Il résulte de l’ensemble des éléments et pièces produites aux débats que le montant de l’indemnité de licenciement doit être fixée pour une ancienneté totale de 26 ans 7 mois et 28 jours à 107.439,93 euros [(4.030x26)+ ((4.030x7/12)]+ 28/360, ce compris la somme de 60.450,00 euros allouée au titre des quinze premières années et cette somme sera fixée au passif de la liquidation de la société [8] dans les termes du dispositif.
En effet, retenir une assiette d’indemnité moindre, donc inférieure à 4.030,00 euros par année d’ancienneté au-delà de 15 ans, aboutirait à reconnaître implicitement un comportement négatif de la salariée non allégué et non constitué en l’espèce.
Sur les dépens et l’article 700 du code de procédure civile :
Les dépens seront employés en frais privilégiés de procédure collective.
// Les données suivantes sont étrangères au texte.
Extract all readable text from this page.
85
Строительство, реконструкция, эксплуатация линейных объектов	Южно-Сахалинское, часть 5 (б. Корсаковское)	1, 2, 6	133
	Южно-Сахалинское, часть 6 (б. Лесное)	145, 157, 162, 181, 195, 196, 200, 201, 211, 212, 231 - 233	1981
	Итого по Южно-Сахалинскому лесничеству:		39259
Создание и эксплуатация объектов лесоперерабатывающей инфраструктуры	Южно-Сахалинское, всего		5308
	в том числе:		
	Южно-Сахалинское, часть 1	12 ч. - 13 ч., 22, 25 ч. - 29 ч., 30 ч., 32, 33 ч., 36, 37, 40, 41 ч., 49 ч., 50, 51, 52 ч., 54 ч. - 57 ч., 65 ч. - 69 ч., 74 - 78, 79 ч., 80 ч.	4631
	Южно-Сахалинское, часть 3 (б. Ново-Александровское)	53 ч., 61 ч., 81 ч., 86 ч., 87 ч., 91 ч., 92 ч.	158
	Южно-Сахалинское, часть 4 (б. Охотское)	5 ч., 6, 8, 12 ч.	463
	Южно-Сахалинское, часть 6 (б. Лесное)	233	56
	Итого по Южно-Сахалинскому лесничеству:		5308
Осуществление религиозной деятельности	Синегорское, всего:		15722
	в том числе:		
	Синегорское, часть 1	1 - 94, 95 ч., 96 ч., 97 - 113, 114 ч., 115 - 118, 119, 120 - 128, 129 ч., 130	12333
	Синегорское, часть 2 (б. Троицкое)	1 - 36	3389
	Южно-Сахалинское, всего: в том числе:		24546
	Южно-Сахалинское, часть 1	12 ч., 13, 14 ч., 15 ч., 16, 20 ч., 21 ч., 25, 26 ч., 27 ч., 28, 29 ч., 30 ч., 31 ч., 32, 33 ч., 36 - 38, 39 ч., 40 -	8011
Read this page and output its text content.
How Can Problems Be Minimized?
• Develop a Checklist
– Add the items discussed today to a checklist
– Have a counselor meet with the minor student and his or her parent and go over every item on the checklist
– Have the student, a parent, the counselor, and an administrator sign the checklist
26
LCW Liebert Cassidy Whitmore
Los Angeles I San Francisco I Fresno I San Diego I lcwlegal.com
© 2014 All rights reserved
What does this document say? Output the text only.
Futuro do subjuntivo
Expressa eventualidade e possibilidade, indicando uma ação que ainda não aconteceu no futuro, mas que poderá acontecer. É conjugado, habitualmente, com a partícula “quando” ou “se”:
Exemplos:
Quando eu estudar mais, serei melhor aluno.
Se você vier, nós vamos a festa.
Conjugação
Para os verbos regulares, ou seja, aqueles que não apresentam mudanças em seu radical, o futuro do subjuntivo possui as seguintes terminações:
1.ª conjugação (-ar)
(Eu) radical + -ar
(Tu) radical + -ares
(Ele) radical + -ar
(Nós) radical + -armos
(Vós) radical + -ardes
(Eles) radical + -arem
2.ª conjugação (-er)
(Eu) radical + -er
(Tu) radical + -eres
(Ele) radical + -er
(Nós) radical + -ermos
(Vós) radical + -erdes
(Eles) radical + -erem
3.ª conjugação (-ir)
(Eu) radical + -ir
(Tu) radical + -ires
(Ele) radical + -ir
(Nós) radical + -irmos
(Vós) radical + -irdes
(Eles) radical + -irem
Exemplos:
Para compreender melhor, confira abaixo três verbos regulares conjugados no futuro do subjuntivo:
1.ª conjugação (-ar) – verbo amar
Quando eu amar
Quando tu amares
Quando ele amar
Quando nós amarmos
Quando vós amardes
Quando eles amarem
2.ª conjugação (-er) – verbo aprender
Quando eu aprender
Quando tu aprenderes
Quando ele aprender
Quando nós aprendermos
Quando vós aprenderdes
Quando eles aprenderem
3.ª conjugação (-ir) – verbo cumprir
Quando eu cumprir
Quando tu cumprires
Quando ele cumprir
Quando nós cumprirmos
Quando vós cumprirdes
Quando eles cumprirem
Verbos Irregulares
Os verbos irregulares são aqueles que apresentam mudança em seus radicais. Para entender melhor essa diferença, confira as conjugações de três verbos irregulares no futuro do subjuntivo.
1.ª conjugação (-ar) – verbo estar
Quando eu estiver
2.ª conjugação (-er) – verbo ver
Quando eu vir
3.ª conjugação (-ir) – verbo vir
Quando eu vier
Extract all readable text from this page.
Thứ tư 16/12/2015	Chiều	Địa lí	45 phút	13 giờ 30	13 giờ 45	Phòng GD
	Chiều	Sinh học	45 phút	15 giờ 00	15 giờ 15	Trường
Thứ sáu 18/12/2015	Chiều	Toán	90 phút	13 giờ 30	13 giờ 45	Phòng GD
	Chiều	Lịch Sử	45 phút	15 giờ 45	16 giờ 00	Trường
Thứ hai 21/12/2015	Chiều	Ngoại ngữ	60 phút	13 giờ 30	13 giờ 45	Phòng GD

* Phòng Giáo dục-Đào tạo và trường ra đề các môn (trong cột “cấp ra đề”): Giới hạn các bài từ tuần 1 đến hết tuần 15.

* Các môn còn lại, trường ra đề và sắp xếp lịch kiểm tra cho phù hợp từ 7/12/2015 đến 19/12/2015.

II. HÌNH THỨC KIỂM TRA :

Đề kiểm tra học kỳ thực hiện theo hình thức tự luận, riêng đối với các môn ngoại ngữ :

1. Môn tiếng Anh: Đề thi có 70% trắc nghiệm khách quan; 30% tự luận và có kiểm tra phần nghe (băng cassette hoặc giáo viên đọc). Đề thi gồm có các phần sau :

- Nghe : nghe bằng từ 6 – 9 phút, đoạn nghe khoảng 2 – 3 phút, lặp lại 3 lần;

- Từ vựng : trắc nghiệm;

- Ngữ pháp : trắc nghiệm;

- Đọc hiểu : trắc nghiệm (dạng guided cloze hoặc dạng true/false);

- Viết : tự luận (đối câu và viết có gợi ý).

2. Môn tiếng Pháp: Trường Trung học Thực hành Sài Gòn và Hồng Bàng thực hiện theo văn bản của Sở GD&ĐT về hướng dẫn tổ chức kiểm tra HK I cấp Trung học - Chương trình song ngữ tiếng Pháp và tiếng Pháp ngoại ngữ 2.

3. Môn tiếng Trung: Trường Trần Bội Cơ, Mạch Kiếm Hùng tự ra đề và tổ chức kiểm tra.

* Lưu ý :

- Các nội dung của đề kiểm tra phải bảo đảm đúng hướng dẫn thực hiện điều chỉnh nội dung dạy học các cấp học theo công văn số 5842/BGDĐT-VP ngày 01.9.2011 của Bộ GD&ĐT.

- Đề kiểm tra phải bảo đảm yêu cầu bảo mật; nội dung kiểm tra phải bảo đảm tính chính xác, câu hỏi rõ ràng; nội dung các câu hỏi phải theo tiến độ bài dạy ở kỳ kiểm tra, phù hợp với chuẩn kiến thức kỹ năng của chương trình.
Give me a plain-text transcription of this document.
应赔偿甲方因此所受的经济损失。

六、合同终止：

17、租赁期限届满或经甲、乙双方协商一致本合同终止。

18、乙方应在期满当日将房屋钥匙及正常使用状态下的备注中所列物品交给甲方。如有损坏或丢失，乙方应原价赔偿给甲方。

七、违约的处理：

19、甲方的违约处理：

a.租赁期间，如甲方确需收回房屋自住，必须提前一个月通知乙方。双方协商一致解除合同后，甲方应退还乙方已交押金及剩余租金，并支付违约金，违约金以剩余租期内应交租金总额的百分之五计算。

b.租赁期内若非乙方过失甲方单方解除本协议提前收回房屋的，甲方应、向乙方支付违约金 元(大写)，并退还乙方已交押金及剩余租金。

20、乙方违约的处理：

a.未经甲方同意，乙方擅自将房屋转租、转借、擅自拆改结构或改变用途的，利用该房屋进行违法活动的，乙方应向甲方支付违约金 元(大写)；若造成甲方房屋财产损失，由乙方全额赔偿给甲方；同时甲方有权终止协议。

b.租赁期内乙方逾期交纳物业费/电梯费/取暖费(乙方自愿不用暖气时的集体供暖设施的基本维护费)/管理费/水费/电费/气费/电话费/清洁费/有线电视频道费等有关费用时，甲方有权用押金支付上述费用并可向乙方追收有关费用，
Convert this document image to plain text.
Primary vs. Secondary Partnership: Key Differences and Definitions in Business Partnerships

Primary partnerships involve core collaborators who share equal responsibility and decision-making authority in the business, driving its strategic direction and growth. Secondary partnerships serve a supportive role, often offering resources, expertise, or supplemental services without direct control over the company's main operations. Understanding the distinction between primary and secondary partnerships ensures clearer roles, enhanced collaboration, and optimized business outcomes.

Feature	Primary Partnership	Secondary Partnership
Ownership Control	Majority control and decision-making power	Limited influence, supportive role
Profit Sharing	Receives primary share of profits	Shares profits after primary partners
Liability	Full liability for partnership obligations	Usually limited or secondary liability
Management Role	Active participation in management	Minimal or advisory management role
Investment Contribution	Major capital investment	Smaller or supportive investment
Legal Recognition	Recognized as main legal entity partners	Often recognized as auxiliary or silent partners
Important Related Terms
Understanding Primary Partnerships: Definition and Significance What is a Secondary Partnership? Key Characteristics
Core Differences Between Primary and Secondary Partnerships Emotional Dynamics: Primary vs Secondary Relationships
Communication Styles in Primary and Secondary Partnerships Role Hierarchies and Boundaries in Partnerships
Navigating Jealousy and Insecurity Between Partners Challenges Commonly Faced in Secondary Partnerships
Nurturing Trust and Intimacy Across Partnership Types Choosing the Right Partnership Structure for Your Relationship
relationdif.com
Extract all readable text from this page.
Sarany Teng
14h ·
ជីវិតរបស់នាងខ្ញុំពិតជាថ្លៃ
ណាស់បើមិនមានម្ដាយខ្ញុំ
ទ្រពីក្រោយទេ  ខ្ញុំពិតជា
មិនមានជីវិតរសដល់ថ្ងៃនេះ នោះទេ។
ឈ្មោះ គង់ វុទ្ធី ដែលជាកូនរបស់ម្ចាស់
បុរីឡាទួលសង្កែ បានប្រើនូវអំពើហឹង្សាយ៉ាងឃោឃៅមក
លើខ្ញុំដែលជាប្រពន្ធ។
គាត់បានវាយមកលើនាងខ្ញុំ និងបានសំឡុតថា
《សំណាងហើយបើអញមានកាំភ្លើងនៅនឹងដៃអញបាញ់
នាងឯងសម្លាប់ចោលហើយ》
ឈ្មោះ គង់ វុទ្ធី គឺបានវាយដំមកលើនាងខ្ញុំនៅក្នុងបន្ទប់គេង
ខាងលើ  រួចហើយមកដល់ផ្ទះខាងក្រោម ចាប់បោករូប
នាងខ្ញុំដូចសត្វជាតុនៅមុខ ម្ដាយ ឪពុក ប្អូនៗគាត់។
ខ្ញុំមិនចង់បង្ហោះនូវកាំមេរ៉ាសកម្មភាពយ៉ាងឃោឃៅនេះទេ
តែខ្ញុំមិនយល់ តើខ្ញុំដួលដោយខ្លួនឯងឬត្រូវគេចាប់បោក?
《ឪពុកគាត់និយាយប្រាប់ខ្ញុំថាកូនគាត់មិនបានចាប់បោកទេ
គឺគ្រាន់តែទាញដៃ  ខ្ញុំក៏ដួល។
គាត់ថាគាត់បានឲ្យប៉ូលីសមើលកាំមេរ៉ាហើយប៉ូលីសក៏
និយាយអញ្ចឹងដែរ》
Aucune raison d’équité ne commande l’application de cet article au profit de l’appelante.
PAR CES MOTIFS,
La cour, statuant publiquement, par arrêt contradictoire,
ANNULE la sentence rendue par a commission arbitrale des journalistes du 24 avril 2024 ;
FIXE l’indemnité totale de licenciement des articles L .7112-4 et L. 7112-5 du code du travail due à Madame [K] [B] épouse [C] à la somme 107.439,93 euros, ce compris la somme de 60.450,00 euros allouée au titre des quinze premières années ;
FIXE au passif de la société [8] la somme de 107.439,93 euros, ce compris la somme de 60.450,00 euros allouée au titre des quinze premières années,
EMPLOIE les dépens en frais privilégiés de procédure collective ;
DIT n’y avoir lieu à application de l’article 700 du code de procédure civile.